Version 1: The 2000 publication of Den Dunnen JT and Antonarakis SE Mutation nomenclature extensions and suggestions to describe complex mutations: a discussion. Hum.Mutat. 15:7-12) contain a more formal set of recommendations an are considered as version 1.
Version 0: On the page "History regarding the description of sequence variants" we give an overview of all publications on the description of sequence variants. These papers can be considered as pre-versions of the first recommendations, a version 0.
Changes/additions going from the 2000 to 2016 recommendations¶
- Reference sequence: for diagnostic applications, the recommendation is to use a Locus Reference Genomic sequence (LRG, Dalgleish et al. 2010) as the reference sequence for variant descriptions.
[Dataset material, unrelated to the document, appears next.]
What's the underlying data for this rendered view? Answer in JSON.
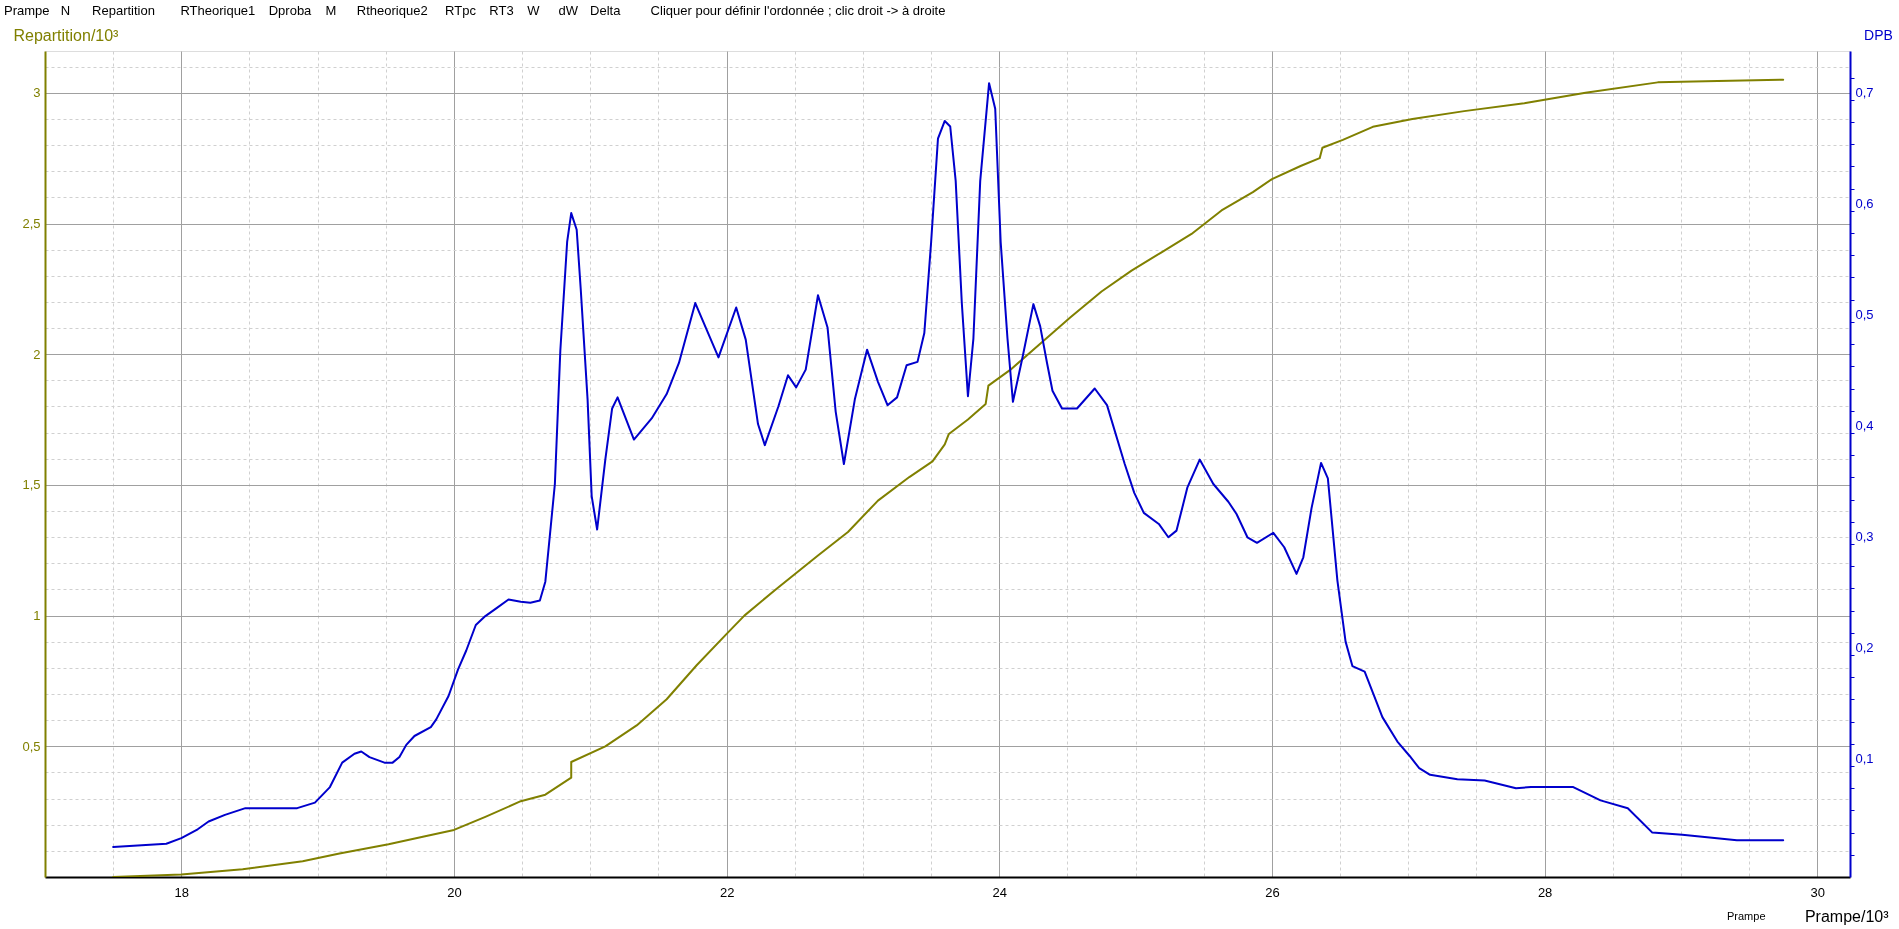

Prefixes for new reference sequence types have been added (e.g. m. and n., as well as indicators to specify different transcript variants (t1) and protein isoforms (p1) annotated in the reference sequence (see Reference Sequences)
- Definitions: the basic types of variants were defined more strictly. In addition variant types have been prioritized (see General recommendations)
- Pre-existing standards: pre-existing standards from the IUPAC and IUBMB for the description of nucleotides and amino acids are now used throughout the recommendations. These include letter codes to describe incompletely specified residues at both DNA and protein level (see Standards). Description of the translation termination (stop) codon at the protein/amino acid level changed from "X" to "Ter" / "*" since "X" in the IUPAC-IUB nomenclature means an "unspecified" or "unknown" amino acid.
- Incorporate ISCN standards: recommendations were made to describe changes with uncertain break points (i.e. not sequenced), obtained using technologies like FISH, arrays and MLPA. Furthermore, where possible, HGVS incorporated established ISCN standards in the recommendations, include the use of "/" (forward slash) to describe somatic variants and "//" for chimerism (see General recommendations).
- Simplification: in HGVS version 1.0 some symbols were used for more then one purpose leading to undesired confusion. These inconsistencies were removed.
- Prediction / experimental proof: to clarify a variant described at the protein level is a prediction, without experimental evidence, the recommendation was added to describe the predicted consequence in parentheses, like p.(Arg12Gly).
- Repeated sequences: recommendations were made to describe variability in repeated sequences (mono-, di-, tri- residue stretches, etc. see Repeated sequences).